Cue grumbles. Forks clinked harder at breakfast. Coffee was slammed back with righteous bitterness. One mistake and we were all grounded—like kids caught joyriding with Dad’s car.
At rehearsal, we joined hands in the daily energy circle, but the usual warmth had turned cold. The Director, now returned, gave a speech about "dedication" and "not missing a single rehearsal." His words landed like lead. It felt like we were slipping into Stepford—scripted, controlled, and eerily obedient.
I was wearing my new souvenir from London: a black t-shirt with bold white letters that read:
PSYCHO BITCH FROM HELL
It was a hit. Cast members laughed. Even the Director squinted, read it, and chuckled. I thought nothing of it.
That was my mistake.
During warmups, my legs were aching—tight from travel, fatigue, and relentless choreography. I approached the stage manager and explained I needed to modify the warm-up. She agreed, as did two of the assistants. I would still be in the room, stretching and moving at my pace, not disrupting anyone.
The next day, I followed that plan.
Until one of the assistants—suddenly emboldened—cornered me.
"You are so rude," she snapped. “You don’t follow along like everyone else. It’s disrespectful.”
I was stunned.
“I got clearance from the stage manager—and from you—yesterday,” I said, calmly.
That didn’t matter now. She yelled.
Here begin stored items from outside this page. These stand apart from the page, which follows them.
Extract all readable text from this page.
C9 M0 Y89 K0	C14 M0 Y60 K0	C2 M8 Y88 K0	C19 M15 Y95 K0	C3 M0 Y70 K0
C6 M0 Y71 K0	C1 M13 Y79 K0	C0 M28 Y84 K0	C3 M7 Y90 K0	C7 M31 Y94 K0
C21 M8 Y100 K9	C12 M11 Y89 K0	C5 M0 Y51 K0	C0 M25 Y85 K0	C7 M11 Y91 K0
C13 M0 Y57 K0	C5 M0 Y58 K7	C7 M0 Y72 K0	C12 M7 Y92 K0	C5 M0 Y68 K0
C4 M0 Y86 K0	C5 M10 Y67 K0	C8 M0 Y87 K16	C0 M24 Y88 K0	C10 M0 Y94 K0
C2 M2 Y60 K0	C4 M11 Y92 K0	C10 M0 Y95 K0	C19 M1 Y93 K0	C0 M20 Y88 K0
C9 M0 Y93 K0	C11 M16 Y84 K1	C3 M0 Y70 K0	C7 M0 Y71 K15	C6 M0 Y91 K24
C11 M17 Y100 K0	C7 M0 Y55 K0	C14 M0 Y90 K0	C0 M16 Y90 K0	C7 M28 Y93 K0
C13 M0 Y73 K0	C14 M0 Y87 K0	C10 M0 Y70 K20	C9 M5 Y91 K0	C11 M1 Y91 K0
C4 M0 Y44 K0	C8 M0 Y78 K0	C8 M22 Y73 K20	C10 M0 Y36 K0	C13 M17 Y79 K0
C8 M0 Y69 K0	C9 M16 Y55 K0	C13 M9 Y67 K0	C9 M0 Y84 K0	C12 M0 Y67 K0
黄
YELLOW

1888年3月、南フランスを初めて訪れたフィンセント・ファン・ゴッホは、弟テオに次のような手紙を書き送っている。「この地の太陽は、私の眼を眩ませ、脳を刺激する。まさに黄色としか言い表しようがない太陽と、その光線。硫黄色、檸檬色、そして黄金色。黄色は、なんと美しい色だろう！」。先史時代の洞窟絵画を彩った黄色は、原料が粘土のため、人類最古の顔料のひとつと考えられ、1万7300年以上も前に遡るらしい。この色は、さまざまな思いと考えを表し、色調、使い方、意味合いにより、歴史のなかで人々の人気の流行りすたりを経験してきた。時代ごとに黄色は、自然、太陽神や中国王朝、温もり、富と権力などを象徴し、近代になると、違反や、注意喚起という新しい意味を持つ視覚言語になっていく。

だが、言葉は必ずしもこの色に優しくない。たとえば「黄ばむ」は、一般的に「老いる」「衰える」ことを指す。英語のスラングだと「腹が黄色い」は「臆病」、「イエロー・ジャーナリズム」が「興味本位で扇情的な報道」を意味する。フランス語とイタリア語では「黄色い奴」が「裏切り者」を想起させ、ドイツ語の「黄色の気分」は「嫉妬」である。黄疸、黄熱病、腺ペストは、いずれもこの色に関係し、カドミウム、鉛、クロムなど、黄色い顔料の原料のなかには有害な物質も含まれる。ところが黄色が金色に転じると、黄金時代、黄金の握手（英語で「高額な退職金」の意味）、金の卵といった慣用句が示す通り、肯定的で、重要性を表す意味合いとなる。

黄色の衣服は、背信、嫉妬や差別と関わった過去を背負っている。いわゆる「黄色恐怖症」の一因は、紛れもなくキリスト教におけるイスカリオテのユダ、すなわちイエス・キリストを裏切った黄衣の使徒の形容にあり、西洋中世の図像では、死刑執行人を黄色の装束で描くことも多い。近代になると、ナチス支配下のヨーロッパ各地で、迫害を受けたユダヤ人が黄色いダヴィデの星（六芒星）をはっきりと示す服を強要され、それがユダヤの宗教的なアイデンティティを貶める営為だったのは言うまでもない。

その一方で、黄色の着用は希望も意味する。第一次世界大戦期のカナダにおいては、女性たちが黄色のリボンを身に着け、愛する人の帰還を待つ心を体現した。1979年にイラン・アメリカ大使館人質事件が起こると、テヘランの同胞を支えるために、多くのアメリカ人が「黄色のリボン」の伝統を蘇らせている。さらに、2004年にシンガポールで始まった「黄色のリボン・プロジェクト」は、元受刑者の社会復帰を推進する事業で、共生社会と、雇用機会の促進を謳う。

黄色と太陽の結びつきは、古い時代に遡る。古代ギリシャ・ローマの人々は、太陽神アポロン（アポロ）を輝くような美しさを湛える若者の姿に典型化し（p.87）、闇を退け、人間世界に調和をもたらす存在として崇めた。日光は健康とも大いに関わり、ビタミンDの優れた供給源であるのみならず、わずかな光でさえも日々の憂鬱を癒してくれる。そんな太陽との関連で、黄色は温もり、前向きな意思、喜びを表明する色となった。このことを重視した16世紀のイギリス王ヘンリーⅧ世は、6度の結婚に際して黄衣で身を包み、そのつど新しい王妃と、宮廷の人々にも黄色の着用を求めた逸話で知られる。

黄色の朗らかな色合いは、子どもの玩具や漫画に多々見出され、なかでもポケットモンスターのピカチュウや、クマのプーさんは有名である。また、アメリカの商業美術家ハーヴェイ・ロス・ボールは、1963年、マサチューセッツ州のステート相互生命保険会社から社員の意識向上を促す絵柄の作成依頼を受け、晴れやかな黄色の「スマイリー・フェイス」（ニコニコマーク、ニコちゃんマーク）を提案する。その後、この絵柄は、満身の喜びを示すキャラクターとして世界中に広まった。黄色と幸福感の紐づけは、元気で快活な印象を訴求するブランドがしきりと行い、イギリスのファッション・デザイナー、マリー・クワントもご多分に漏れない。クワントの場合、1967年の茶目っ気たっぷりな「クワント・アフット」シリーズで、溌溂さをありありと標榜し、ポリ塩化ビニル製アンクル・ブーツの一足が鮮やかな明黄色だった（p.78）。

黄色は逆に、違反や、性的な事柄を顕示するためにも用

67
In front of others. “I’ll talk to the producers,” she threatened, turning on her heel.
I found Useless (aka the company manager), and explained. Her response: a nod, a swirl of cigarette smoke, and a vague promise to “look into it.” Classic Useless.
Things escalated quickly.
That same day, an unannounced run-through was called. No warning. The entire cast was caught off guard. The room—already tiny—was now packed with executives, creatives, and God knows who else, all crammed in, sweating, judging.
The show had changed so many times, we didn’t even know what version we were doing. We just did what performers always do: we performed. And somehow, we pulled it off.
Then came the expected ritual: Power Suit stood up to take the credit. She praised the work, the cast, the vision, the journey. Others from departments stood to echo her sentiments. The cast sat quietly, exchanging knowing looks.
Because we already knew the truth.
The next morning at breakfast, cosmetology delivered it:
“I didn’t understand one minute of the show,” she said, eyes rolling.
“The cast is amazing, but the show sucks.”
There it was. Our efforts, our late nights, our bruised knees and broken spirits... in service of a mess.
As we digested that truth, Power Suit walked in and called us to attention. Another speech. This one even more ominous:
“There’s a cast meeting tonight. Carnivale is beginning.
Tomorrow, we move out of the hotel... and onto the Greek Cruise Ship.”
The nightmare wasn’t over. It was just changing locations.